I arrived in Australia as a 10 day old baby on the second of two airlifts from Vietnam in April 1975 and was adopted into a Chinese family. I strongly remember being ashamed of my Vietnamese ancestry and physical appearance. I declared my country of birth on airline forms as Australia and detested being the target of high school bullies during Year 9. Who am I? Where do I belong? What was special about me? I felt like no-one really understood what it was like to be adopted. This made me feel very alone. I projected self-hatred onto other people which was obviously a reflection of my own negative feelings towards myself. I was confused; but as I confront my past and explore my heritage and the history of the Australian Operation Babylift I am beginning to embrace my talents and see myself worthy of giving and receiving love.
Apart from knowing what physical features and personality I share with my birth-parents the one thing I crave most in the world is acceptance and worthiness as a daughter. What does unconditional love feel like? Would I feel this bond if I met my biological parents? I believe my deep sadness is the driving force that motivates me to become involved in adoption support groups and activities. When I was younger it was difficult to relate with other white adopted children who had adequate and accurate information about their “real” family”. As a Vietnamese orphan I conceptualised that my mother relinquished me because she felt that she could not adequately care for me. Growing up it was hard to tell my parents about my desires to socialise with other Vietnamese adopted children who understood what it was like coming from a war-torn country.
A few years ago when my brother and I were in our early twenties, my parents finally decided to split up. This was extremely difficult for me to cope with as I still did not have a firm understanding of who I was and the familiar family foundations were slowly crumbling around me. I felt out of control and alone more than ever during the separation of my mother and father.
Recently I bumped into a family friend and saw this as an ideal opportunity to ask if I could make contact with her adopted kids. I specifically wanted to know how they felt having Chinese adoptive parents. She was shocked and quickly informed me that her children did not know they were adopted and her husband wanted to keep it that way.

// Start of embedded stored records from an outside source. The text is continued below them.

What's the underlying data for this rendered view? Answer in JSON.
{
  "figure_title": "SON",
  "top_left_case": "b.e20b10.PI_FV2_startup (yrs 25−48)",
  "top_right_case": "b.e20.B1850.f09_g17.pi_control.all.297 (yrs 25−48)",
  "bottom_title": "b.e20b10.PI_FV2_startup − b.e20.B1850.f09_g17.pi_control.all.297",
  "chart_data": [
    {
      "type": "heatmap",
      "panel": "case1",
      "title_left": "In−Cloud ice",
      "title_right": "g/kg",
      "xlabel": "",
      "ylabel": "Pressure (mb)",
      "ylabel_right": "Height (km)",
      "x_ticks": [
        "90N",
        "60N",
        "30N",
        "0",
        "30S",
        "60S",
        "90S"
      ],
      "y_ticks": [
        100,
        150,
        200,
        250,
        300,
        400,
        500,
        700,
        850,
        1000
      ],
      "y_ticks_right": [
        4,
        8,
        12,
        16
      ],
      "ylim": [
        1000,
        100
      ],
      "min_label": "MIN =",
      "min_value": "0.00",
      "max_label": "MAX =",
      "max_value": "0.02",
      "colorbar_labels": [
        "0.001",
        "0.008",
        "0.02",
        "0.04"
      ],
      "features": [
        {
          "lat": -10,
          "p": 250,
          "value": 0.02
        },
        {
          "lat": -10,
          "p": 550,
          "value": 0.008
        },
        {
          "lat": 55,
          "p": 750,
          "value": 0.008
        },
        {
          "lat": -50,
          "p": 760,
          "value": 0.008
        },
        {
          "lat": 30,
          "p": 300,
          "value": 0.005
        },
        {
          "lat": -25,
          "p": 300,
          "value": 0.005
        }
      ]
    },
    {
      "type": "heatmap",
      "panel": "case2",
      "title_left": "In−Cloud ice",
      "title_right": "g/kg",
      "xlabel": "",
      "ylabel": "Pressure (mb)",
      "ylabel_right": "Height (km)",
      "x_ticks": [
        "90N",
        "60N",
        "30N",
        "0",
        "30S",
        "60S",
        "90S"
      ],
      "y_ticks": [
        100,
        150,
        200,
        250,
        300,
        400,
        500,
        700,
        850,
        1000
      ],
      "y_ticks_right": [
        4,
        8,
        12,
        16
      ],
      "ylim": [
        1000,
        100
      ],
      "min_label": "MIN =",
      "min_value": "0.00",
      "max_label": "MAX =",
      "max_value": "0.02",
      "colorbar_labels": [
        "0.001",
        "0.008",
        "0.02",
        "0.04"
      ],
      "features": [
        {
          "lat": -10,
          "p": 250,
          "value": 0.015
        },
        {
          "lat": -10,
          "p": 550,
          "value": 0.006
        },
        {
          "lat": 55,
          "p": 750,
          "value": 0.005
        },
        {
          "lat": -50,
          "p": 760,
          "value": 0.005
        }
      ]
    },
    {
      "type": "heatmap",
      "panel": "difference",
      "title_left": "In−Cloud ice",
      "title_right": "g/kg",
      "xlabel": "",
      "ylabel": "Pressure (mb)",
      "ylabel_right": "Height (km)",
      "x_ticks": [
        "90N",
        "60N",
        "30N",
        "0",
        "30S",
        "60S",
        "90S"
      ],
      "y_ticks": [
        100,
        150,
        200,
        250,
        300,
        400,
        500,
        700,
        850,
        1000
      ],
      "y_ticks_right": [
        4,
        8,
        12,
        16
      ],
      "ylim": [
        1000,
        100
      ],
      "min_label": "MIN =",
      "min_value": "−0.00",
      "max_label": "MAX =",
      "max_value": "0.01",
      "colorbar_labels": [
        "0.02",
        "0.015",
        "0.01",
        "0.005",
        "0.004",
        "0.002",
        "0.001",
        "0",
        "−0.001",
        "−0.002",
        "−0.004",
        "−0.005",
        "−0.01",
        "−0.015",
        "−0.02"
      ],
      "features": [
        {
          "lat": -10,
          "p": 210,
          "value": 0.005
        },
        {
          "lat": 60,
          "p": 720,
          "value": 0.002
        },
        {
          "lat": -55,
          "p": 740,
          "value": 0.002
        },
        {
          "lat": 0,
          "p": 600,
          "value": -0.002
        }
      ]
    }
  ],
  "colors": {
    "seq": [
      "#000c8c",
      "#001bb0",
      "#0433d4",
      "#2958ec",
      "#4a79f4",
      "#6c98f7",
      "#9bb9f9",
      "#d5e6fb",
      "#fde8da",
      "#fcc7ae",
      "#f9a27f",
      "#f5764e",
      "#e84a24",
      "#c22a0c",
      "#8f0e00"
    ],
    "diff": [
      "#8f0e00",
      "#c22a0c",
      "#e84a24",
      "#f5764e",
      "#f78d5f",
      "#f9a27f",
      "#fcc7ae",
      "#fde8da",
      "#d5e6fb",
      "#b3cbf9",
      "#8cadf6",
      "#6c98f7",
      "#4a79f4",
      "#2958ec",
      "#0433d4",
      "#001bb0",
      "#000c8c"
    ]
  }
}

As usual my sensitive nature took this embarrassing moment very personally.
It felt like she was stabbing a knife into my heart and asserting that there is something seriously shameful and unacceptable about people who are adopted. At that point, my adult and rational mind kicked in reminding me that adoptive parents have their own anguishes and fears as well. Although I acknowledged that she and her husband are making choices the best way they know how, I think telling the truth is always the best choice no matter how much pain it can cause.
The most positive aspects about being adopted is that I have been given a life in a country where there are plenty of opportunities and resources to grow as a person. My parents looked after me financially and provided me with an excellent education. Nonetheless, my greatest wish is to be able to connect more deeply with my family. My mum remembers how I use to tell her a lot about my day but I feel my conversations with her were an attempt to gain her approval. I felt I was not intelligent, gifted, and attractive enough and because of this I believed I was not really accepted amongst the immediate and extended family.
I consider the type of relationship I have with my family is not solely an adoption issue. I think being adopted magnifies my deep feelings of difference and unworthiness. There are many emotions that all children, not just those who are adopted, experience during their lifetime of growing up. I believe that most children at one time or another just want to know that their parent’s eyes DO light up when they walk into the room.
I appreciate that my parents did the best they could at the time and I believe when they know better they will do better .. and until that time .. I deal with it! I strongly believe I am the creator of my own experiences, and at every moment I have the power to consciously choose how I will perceive and respond to what is being presented to me. I remember that “pain IS inevitable, but suffering IS optional”. So the question I have is, how will you respond to your adoption experience?